El colapso no es coyuntural: es estructural. Entre 2007 y 2008, España construyó 1.279.397 viviendas. En 2024 y 2025, la media anual cayó a 143.350 inmuebles. Esa caída no se debe solo a la crisis financiera, sino a la desaparición de promotores locales, la escasez de suelo urbanizable y la burocracia en licencias.
La brecha entre oferta y demanda se agrava cada año
La demanda anual real se estima en 203.200 viviendas, según iAhorro. En 2025 se construyeron 159.200. Esa diferencia de 44.000 unidades no se compensa: se acumula. Y no se trata de cifras abstractas. Cada número representa familias que alquilan por encima de sus posibilidades o que viven en alojamientos precarios.
¿Cómo afecta el crecimiento demográfico al déficit habitacional?
España sumó 2.155.643 habitantes entre 2014 y 2024, un aumento del 4,6 %. Pero el INE solo registra población empadronada, dejando fuera a estudiantes Erasmus, trabajadores migrantes sin papeles y nómadas digitales. Estos colectivos generan demanda real de vivienda, pero no aparecen en los planes de vivienda pública ni en los cálculos de suelo.
La “demanda invisible” tensiona los mercados urbanos
Las ciudades como Madrid, Barcelona o Valencia concentran esta presión. Allí, el alquiler subió un 32 % desde 2021. Sin embargo, los datos oficiales no reflejan esa tensión porque no miden ocupación real, sino empadronamiento. El resultado: políticas habitacionales desalineadas con la realidad.
¿Pueden las viviendas vacías resolver el déficit?
No de forma inmediata ni eficaz. Aunque el porcentaje nacional de viviendas vacías es del 14,4 %, su distribución es desigual. Gran parte está en zonas rurales o en la “España vaciada”, donde la demanda es mínima.
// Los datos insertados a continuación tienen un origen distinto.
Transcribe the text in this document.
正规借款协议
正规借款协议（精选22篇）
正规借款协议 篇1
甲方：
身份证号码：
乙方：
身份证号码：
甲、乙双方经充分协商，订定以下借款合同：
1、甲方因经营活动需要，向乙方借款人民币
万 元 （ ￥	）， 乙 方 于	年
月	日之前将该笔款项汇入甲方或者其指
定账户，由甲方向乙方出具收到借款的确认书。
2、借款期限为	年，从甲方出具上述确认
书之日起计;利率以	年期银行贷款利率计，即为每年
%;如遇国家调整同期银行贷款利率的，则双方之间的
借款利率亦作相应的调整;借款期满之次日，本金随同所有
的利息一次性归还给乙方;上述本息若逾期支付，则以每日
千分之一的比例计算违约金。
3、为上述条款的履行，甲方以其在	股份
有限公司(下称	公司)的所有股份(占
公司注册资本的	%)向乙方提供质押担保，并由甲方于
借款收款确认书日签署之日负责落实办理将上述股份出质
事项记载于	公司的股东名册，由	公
En cambio, las áreas metropolitanas con mayor necesidad tienen tasas de vacancia inferiores al 8 %.
El stock vacío no es un recurso utilizable sin intervención
Muchas viviendas desocupadas son de segunda residencia, están en mal estado o pertenecen a herencias sin gestión. Activarlas requiere reformas legales (como la Ley de Vivienda 2023), incentivos fiscales y mecanismos de intermediación pública. Sin eso, el 14,4 % sigue siendo un dato estadístico, no una solución.
¿Qué marco legal y económico rige la crisis actual?
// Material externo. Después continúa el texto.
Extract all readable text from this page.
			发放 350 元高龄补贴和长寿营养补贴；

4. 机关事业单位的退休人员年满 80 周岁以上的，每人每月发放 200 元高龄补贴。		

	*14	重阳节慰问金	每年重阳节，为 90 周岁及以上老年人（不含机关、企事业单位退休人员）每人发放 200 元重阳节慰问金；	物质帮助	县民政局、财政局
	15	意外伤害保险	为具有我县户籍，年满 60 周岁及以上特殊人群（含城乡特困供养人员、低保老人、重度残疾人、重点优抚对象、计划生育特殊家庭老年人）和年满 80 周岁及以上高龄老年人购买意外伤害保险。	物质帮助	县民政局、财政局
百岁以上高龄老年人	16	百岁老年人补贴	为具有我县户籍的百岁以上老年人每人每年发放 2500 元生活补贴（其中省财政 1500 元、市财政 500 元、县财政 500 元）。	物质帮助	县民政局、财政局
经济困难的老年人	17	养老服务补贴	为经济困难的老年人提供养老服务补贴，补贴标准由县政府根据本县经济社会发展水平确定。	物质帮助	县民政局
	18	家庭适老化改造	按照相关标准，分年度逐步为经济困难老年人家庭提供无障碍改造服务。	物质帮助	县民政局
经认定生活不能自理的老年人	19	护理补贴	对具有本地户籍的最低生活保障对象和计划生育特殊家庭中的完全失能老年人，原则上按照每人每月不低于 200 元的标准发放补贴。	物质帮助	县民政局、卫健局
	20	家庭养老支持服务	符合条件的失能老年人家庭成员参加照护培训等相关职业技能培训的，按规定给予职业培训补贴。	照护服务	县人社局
La Ley de Vivienda 2023 introdujo límites al alquiler en zonas tensionadas y obligó a los propietarios de viviendas vacías a alquilarlas o pagar un recargo. Pero su aplicación es desigual: solo 12 comunidades autónomas la han desarrollado. Además, la falta de suelo calificado y los retrasos en los planes generales de ordenación urbana (PGOU) frenan la construcción de vivienda protegida.
El impacto económico es transversal
La escasez de vivienda frena la movilidad laboral, reduce la productividad y encarece los salarios. Según el Banco de España, el alquiler representa más del 40 % de los ingresos de los jóvenes menores de 35 años. Eso limita el consumo, frena el ahorro y afecta la natalidad.
Datos Clave
- El déficit habitacional en España asciende a 983.000 viviendas.
- La construcción anual actual cubre solo el 79 % de la demanda real.
- El 77 % de caída en producción se mide respecto al pico de 2007–2008.
- La población creció 2,15 millones entre 2014 y 2024, pero no está reflejada en los planes de vivienda.
- El 14,4 % de viviendas vacías está concentrado en zonas de baja demanda, no en áreas tensionadas.
- La Ley de Vivienda 2023 tiene una aplicación parcial: solo 12 comunidades la han regulado.
Tridimensionalmente, esta crisis no es solo inmobiliaria: es demográfica, porque ignora a colectivos no empadronados; económica, porque distorsiona el mercado laboral y el consumo; y jurídica, porque la normativa existe pero carece de ejecución coordinada entre administraciones. Sin alinear estos tres ejes, el déficit seguirá creciendo —y con él, la exclusión residencial.